Monday, July 23, 2012

Bridges and Fences

Ignite Talk from NTAC12 in Grand Rapids, Michigan!


Bridges & Fences

 I know, I know you think I’m going to talk to you about the awesomeness of Twitter and about all the ways you can get connected with social media,  but I’m not going to talk to you about social media.....very much.   I’m actually going to talk about bridges and fences.



Jeff Bridges, foot bridges, suspension bridges, the Golden Gate Bridge, London Bridge covered bridges, there are so many kinds of bridges. Bridges are built to connect two things, places or people that may have never reached each other without a bridge.


What about fences? Garden fences, wooden fence, split rail fences, playground fences, barbed wire fences, prison fences. Fences are built to keep people out or are they actually built to keep people in?



Bridges are written about in symbolic ways throughout literature and song, Bridge to Teribithia, A Bridge Too Far, Bridge Over Troubled Water. You are never supposed to burn your bridges and things in the past are water under the bridge. No doubt bridges are important. 



Some bridges are short, but still scary. You know that colleague across the hall, the one you have been politely nodding to and then shutting your door? Open the door, cross the hall,share an idea, give a compliment, offer to help, invite them in. Build bridges with your colleagues.


How well do you know your school board members? Only by what you read in the paper or hear in the lounge? Find out their talents, their likes and hobbies. Send them an email, give them a call, copy them on your good news, include them in a project. Build bridges with your school board.




How well do you know your community? What hidden gems are there that you or your students may have yet to discover? Contact your Chamber of Commerce, leadership groups, and city government. Authentic problems may be right in your own downtown waiting for students to solve.  Build bridges to your community


So what fences are there keeping you from connecting with your colleagues, school board and community? Some fences are made of grudges long held, offenses not forgiven, judgements made in haste. I encourage you to let these go. Let these go and begin building bridges.


Every time you craft a driving question, you are building bridges. Bridges that connect past experience to new information.  Bridges that connect closed minds to opened eyes. Ones that connect content in a book to realistic application in student lives. Build bridges with questions.





 Every time you create a group you are building bridges from student to student. When you put the young lady with hair that is a different color everyday in the same group with the one who wears a different headband everyday, you are breaking down barrier,s teaching students to value differences. Build bridges with students.
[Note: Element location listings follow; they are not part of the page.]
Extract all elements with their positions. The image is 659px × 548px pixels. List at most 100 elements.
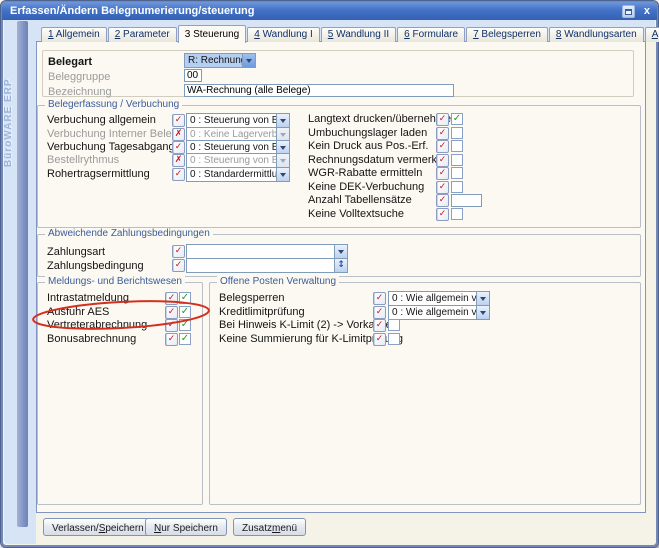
- belegart-select[interactable]: R: Rechnung: [184, 53, 256, 68]
- flag-check-icon[interactable]: ✓: [436, 127, 449, 140]
- tab-wandlung-1[interactable]: 4 Wandlung I: [247, 27, 320, 42]
- close-button[interactable]: x: [644, 3, 650, 19]
- bonusabrechnung-label: Bonusabrechnung: [47, 333, 136, 346]
- rechnungsdatum-label: Rechnungsdatum vermerken: [308, 154, 449, 167]
- belegsperren-select[interactable]: 0 : Wie allgemein verwenden: [388, 291, 490, 306]
- flag-check-icon[interactable]: ✓: [172, 245, 185, 258]
- anzahl-tabellensaetze-input[interactable]: [451, 194, 482, 207]
- dropdown-arrow-icon[interactable]: [242, 54, 255, 67]
- kreditlimitpruefung-select[interactable]: 0 : Wie allgemein verwenden: [388, 305, 490, 320]
- zahlungsbedingung-label: Zahlungsbedingung: [47, 260, 144, 273]
- wgr-rabatte-label: WGR-Rabatte ermitteln: [308, 167, 422, 180]
- checkbox-bonusabrechnung[interactable]: ✓: [179, 333, 191, 345]
- flag-check-icon[interactable]: ✓: [436, 154, 449, 167]
- flag-check-icon[interactable]: ✓: [373, 292, 386, 305]
- dropdown-arrow-icon[interactable]: [276, 114, 289, 127]
- intrastatmeldung-label: Intrastatmeldung: [47, 292, 129, 305]
- flag-check-icon[interactable]: ✓: [165, 292, 178, 305]
- zahlungsbedingung-select[interactable]: ↕: [186, 258, 348, 273]
- bestellrythmus-select: 0 : Steuerung von Belegart: [186, 153, 290, 168]
- flag-check-icon[interactable]: ✓: [436, 208, 449, 221]
- window-title: Erfassen/Ändern Belegnumerierung/steueru…: [10, 5, 255, 17]
- flag-check-icon[interactable]: ✓: [172, 141, 185, 154]
- flag-x-icon[interactable]: ✗: [172, 154, 185, 167]
- checkbox-keine-dek[interactable]: [451, 181, 463, 193]
- verlassen-speichern-button[interactable]: Verlassen/Speichern: [43, 518, 153, 536]
- tab-bar: 1 Allgemein 2 Parameter 3 Steuerung 4 Wa…: [41, 24, 659, 42]
- dropdown-arrow-icon[interactable]: [276, 168, 289, 181]
- checkbox-kein-druck[interactable]: [451, 140, 463, 152]
- flag-check-icon[interactable]: ✓: [436, 194, 449, 207]
- keine-volltextsuche-label: Keine Volltextsuche: [308, 208, 404, 221]
- umbuchungslager-label: Umbuchungslager laden: [308, 127, 427, 140]
- nur-speichern-button[interactable]: Nur Speichern: [145, 518, 227, 536]
- tab-sonstige[interactable]: A Sonstige: [645, 27, 659, 42]
- verbuchung-tagesabgang-label: Verbuchung Tagesabgang: [47, 141, 175, 154]
- tab-allgemein[interactable]: 1 Allgemein: [41, 27, 107, 42]
- anzahl-tabellensaetze-label: Anzahl Tabellensätze: [308, 194, 412, 207]
- kein-druck-label: Kein Druck aus Pos.-Erf.: [308, 140, 428, 153]
- dropdown-arrow-icon[interactable]: [334, 245, 347, 258]
- zahlungsart-select[interactable]: [186, 244, 348, 259]
- checkbox-ausfuhr-aes[interactable]: ✓: [179, 306, 191, 318]
- dropdown-arrow-icon[interactable]: [476, 292, 489, 305]
- flag-check-icon[interactable]: ✓: [373, 319, 386, 332]
- tab-wandlungsarten[interactable]: 8 Wandlungsarten: [549, 27, 644, 42]
- beleggruppe-input[interactable]: [184, 69, 202, 82]
- belegart-label: Belegart: [48, 56, 92, 69]
- flag-check-icon[interactable]: ✓: [436, 181, 449, 194]
- verbuchung-allgemein-select[interactable]: 0 : Steuerung von Belegart: [186, 113, 290, 128]
- restore-button[interactable]: [622, 5, 635, 18]
- restore-icon: [625, 9, 632, 15]
- checkbox-keine-summierung[interactable]: [388, 333, 400, 345]
- flag-check-icon[interactable]: ✓: [436, 167, 449, 180]
- brand-vertical-text: BüroWARE ERP: [3, 27, 17, 167]
- flag-check-icon[interactable]: ✓: [165, 319, 178, 332]
- belegsperren-label: Belegsperren: [219, 292, 284, 305]
- updown-arrow-icon[interactable]: ↕: [334, 259, 347, 272]
- flag-check-icon[interactable]: ✓: [436, 140, 449, 153]
- flag-check-icon[interactable]: ✓: [436, 113, 449, 126]
- tab-wandlung-2[interactable]: 5 Wandlung II: [321, 27, 396, 42]
- tab-parameter[interactable]: 2 Parameter: [108, 27, 177, 42]
- dropdown-arrow-icon[interactable]: [476, 306, 489, 319]
- checkbox-rechnungsdatum[interactable]: [451, 154, 463, 166]
- tab-formulare[interactable]: 6 Formulare: [397, 27, 465, 42]
- flag-check-icon[interactable]: ✓: [172, 114, 185, 127]
- zahlungsart-label: Zahlungsart: [47, 246, 105, 259]
- checkbox-k-limit-vorkasse[interactable]: [388, 319, 400, 331]
- erfassung-legend: Belegerfassung / Verbuchung: [45, 99, 182, 110]
- erp-dialog-window: Erfassen/Ändern Belegnumerierung/steueru…: [0, 0, 659, 548]
- checkbox-vertreterabrechnung[interactable]: ✓: [179, 319, 191, 331]
- rohertragsermittlung-label: Rohertragsermittlung: [47, 168, 150, 181]
- bezeichnung-input[interactable]: [184, 84, 454, 97]
- flag-check-icon[interactable]: ✓: [172, 259, 185, 272]
- checkbox-wgr-rabatte[interactable]: [451, 167, 463, 179]
- flag-check-icon[interactable]: ✓: [373, 333, 386, 346]
- vertreterabrechnung-label: Vertreterabrechnung: [47, 319, 147, 332]
- flag-check-icon[interactable]: ✓: [165, 306, 178, 319]
- screenshot-stage: Erfassen/Ändern Belegnumerierung/steueru…: [0, 0, 659, 548]
- rohertragsermittlung-select[interactable]: 0 : Standardermittlung: [186, 167, 290, 182]
- verbuchung-interner-beleg-label: Verbuchung Interner Beleg: [47, 128, 178, 141]
- checkbox-intrastatmeldung[interactable]: ✓: [179, 292, 191, 304]
- flag-x-icon[interactable]: ✗: [172, 128, 185, 141]
- op-legend: Offene Posten Verwaltung: [217, 276, 339, 287]
- checkbox-umbuchungslager[interactable]: [451, 127, 463, 139]
- tab-steuerung[interactable]: 3 Steuerung: [178, 25, 247, 43]
- checkbox-langtext[interactable]: ✓: [451, 113, 463, 125]
- checkbox-keine-volltextsuche[interactable]: [451, 208, 463, 220]
- keine-dek-label: Keine DEK-Verbuchung: [308, 181, 424, 194]
- kreditlimitpruefung-label: Kreditlimitprüfung: [219, 306, 305, 319]
- flag-check-icon[interactable]: ✓: [373, 306, 386, 319]
- tab-belegsperren[interactable]: 7 Belegsperren: [466, 27, 548, 42]
- zahlung-legend: Abweichende Zahlungsbedingungen: [45, 228, 213, 239]
- flag-check-icon[interactable]: ✓: [172, 168, 185, 181]
- verbuchung-allgemein-label: Verbuchung allgemein: [47, 114, 156, 127]
- dropdown-arrow-icon: [276, 154, 289, 167]
- flag-check-icon[interactable]: ✓: [165, 333, 178, 346]
- beleggruppe-label: Beleggruppe: [48, 71, 110, 84]
- meldung-legend: Meldungs- und Berichtswesen: [45, 276, 185, 287]
- zusatzmenue-button[interactable]: Zusatzmenü: [233, 518, 306, 536]
- titlebar: Erfassen/Ändern Belegnumerierung/steueru…: [2, 2, 657, 20]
 Every time you bring people in from outside of your classroom, you build a bridge. Whether they Skype in or walk in, you connect students to mentors, to colleges, to careers. You also show the world these students have tremendous talents worth sharing and nurturing. Build a bridge to the world for your students.


 What fence is keeping you from connecting to these people? Many fences are build by fear, fear of disruption, of embarrassment, fear of confrontation, fear of failure. Fear is a fence that keeps many people from getting out or letting anyone in.


 Echo is a really safe place to begin building bridges. I encourage you to join a group or even begin a group discussion about topic you have an interest in exploring, ask questions, weigh in with answers. Connect with others all over the network. Build a bridge with Echo.


 Build a 140 character bridge with Twitter. 500,000 million people do and many of them are educators. Follow,  tweet, re-tweet, join a chat , search a hashtag. You will get feedback, pushback, and you can give back. Build a bridge with twitter.


 Blogging can build a bridge! Whether you write a blog, or read and comment on someone else’s,  you will be joining in a conversation that will connect you with people who echo your own thoughts or maybe make you think again or think differently. Connect and reflect in a public forum. Build a bridge with a blog.


 Adam Babcock built a bridge from Danville New Tech high to film. One tweet built a bridge that connected his students with one of the award winning producer/directors of The Interupters Alex Kotlowitz,  who Skyped into his class and talked with his students about the issue of violence and young people. Adam is a bridge builder.


 Leah Henry built a bridge from downtown Indianapolis all the way to China. She reached outside of her classroom and took her students with her. In doing so she made the phrase “global education” real. This bridge opened eyes, opened doors and opened minds. Leah is a bridge builder.
 Dan McCarthy built a bridge out of tombstones. While exploring the novel Our Town the students at Zebra New Tech took information from this local cemetery, uploaded it to FindaGrave and began being contacted by people from all over the United States who now were connected to their past.  Dan McCarthy is a bridge builder.

  While many of us have built our own fences and must take responsibility to tear them down, so many of our students are born inside theirs, fences they did not have a hand in creating . Fences of poverty, stereotype, fences that exist simply because of their zip code.


 These fences are exactly why we must build bridges. Our students will climb up on those bridges and cross over their fences heading for places they have yet to see or even hear of, as you go back to your communities, schools and students, I challenge you to be a bridge builder!